GForce has spent years doing officially blessed software versions of vintage gear, mostly Oberheim. Now it has the one a lot of producers wanted: an official Prophet-5, licensed by Sequential itself. This is the first sanctioned plug-in of the 1978 polysynth, and GForce did the unfashionable thing and modelled all three hardware revisions, the early Rev1 and Rev2 with their SSM chips and the later Rev3 with Curtis filters. The differences are subtle and real, and having all three in one window is the part hardware owners never get.

What does it add over the original?

Plenty that the 1978 box could not dream of. There is full MPE, so the thing responds to per-note pitch and pressure from modern controllers. A dual-layer architecture lets you stack two Prophets into one patch for splits and fat unisons.
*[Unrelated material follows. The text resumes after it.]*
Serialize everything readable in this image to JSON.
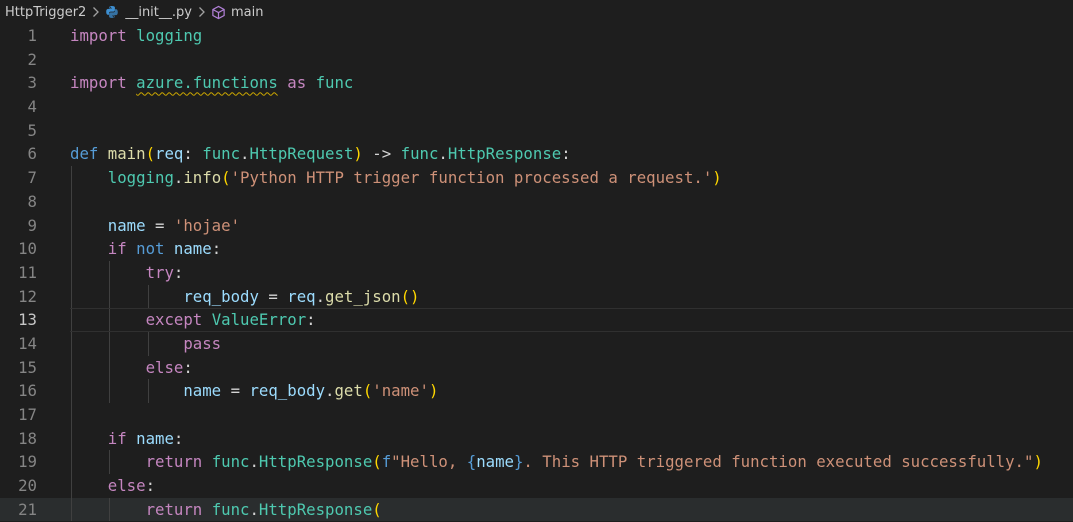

It reads Ableton Live Tuning Systems for anyone working outside equal temperament. And it bundles 460 new effects alongside the original 38 factory presets, with eight onboard effect types from chorus and phaser to delay and reverb. It runs standalone or as AAX, VST2, VST3 and AU on Mac and Windows.

Is it worth it for house producers?

The Prophet-5 is one of the sounds house was built on, those round, slightly detuned pads and basses that sit under a track without fighting it. Getting that on a laptop for an intro 69.99 pounds, with the filters modelled properly rather than approximated, is a serious deal. GForce's Remi Engelen put the method plainly: the biggest factor in capturing the hardware's subtleties is spending serious time with the hardware itself.

Three revisions, MPE and a dual layer, for the price of a night out. The hardware still sounds glorious; your rent does not depend on it.